Yang ketiga, pelajar yang mengikuti program ini harus bekerja adalah LEGAL.
“Teman-teman mahasiswa memang harus bekerja (magang) untuk memenuhi biaya sekolah dan hidupnya karena tidak ada beasiswa. Ada beberapa universitas hanya memberikan beasiswa 6 bulan sampa 1 tahun saja,” kata PPI.
“Yang ke-empat, setelah kami mengonfirmasi ke beberapa mahasiswa di universitas yang disebut dalam pemberitaan, memang ada kelebihan jam kerja dari yang telah ditentukan (20 jam per minggu untuk pelajar),” lanjutnya.
Menurut PPI Taiwan, seluruh jam kerja yang dilakukan tetap diberikan gaji dan kata “kerja paksa” sebenarnya kurang tepat untuk hal ini. Sejaun ini ada beberapa mahasiswa yang mengeluh capek dan ada juga beberapa mahasiswa yang menikmati hal ini.
Yang kelima, lanjut PPI, memang hal ini perlu perhatian segera pemerintah Indonesia untuk turun langsung ke Taiwan, sehingga bisa langsung memonitoring langsung implementasi program kuliah magang termasuk didalamnya sejauh mana peran dan juga keterlibatan agen dengan permasalahannya.
Dengan jumlah mahasiswa yang semakin bertambah (saat ini ada lebih dari 6000 pelajar di Taiwan) dengan berbagai dinamika permasalahan yang dihadapi, sudah selayaknya dipertimbangkan untuk adanya staff pendidikan yang setara dengan Atase untuk membantu pemerintah mengelola, memonitoring, dan mengevaluasi program-program kerjasama yang ditawarkan antara Indonesia dan Taiwan.
PPI Taiwan dan Kantor Dagang dan Ekonomi Indonesia (KDEI) Taipei mulai dari beberapa tahun lalu hingga saat ini sedang melakukan pendalaman terhadap informasi yang berkembang mengenai program kuliah magang ini.
Namun demikian, menurut PPI, untuk mencegah dampak negatif lebih jauh, Pemerintah Indonesia melalui KDEI Taipei sedang mengkoordinasikannya dengan otoritas terkait di Taiwan guna menyepakati solusi bersama.
Permasalahan ini muncul karena sejumlah pihak melakukan perekrutan dan pengiriman mahasiswa magang secara masif, sementara kedua belah pihak belum menyepakati detail pengelolaannya melalui suatu technical arrangement.
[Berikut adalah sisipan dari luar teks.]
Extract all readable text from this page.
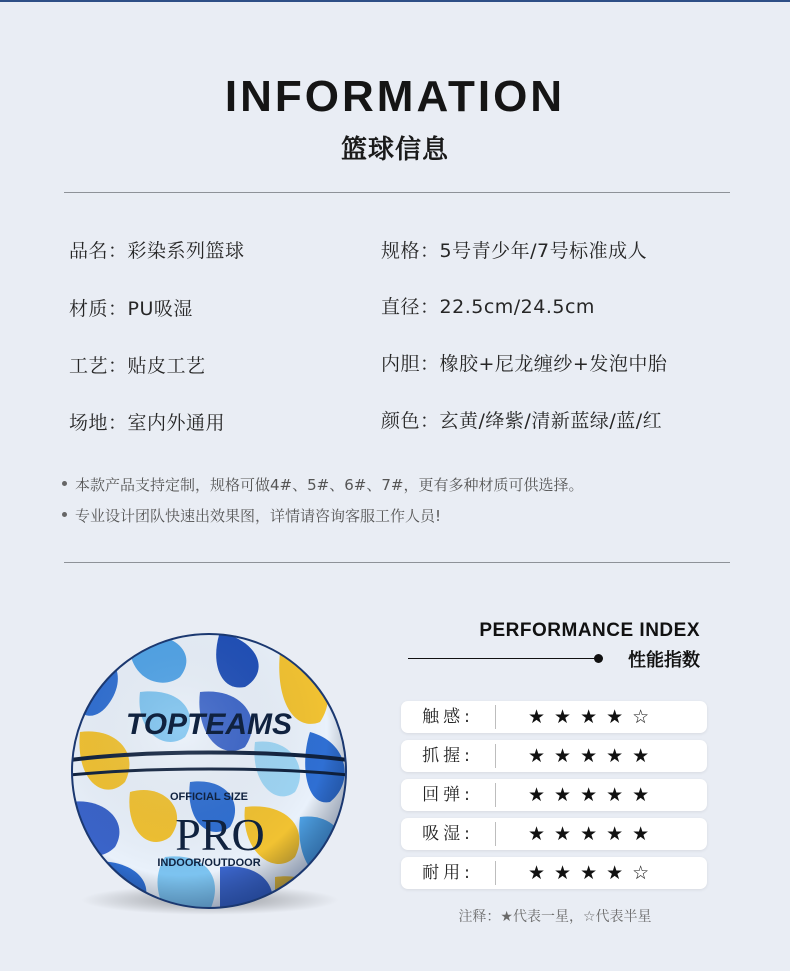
INFORMATION
篮球信息
品名：彩染系列篮球	规格：5号青少年/7号标准成人
材质：PU吸湿	直径：22.5cm/24.5cm
工艺：贴皮工艺	内胆：橡胶+尼龙缠纱+发泡中胎
场地：室内外通用	颜色：玄黄/绛紫/清新蓝绿/蓝/红
本款产品支持定制，规格可做4#、5#、6#、7#，更有多种材质可供选择。
专业设计团队快速出效果图，详情请咨询客服工作人员!
TOPTEAMS
OFFICIAL SIZE
PRO
INDOOR/OUTDOOR
PERFORMANCE INDEX
性能指数
触感:	★★★★☆
抓握:	★★★★★
回弹:	★★★★★
吸湿:	★★★★★
耐用:	★★★★☆
注释：★代表一星，☆代表半星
PPI Taiwan juga membuka terus jalur komunikasi melalui semua kanal social media PPI Taiwan apabila ada rekan-rekan yang ingin melakukan pengaduan jika terjadi ketidaknyamanan atau keluhan bahkan
“Pelanggaran hak yang terjadi kepada teman-teman mahasiswa. Pengaduan yang disampaikan akan kami teruskan ke KDEI Taipei untuk nantinya dicarikan solusi atas permasalahannya,” pungkasnya.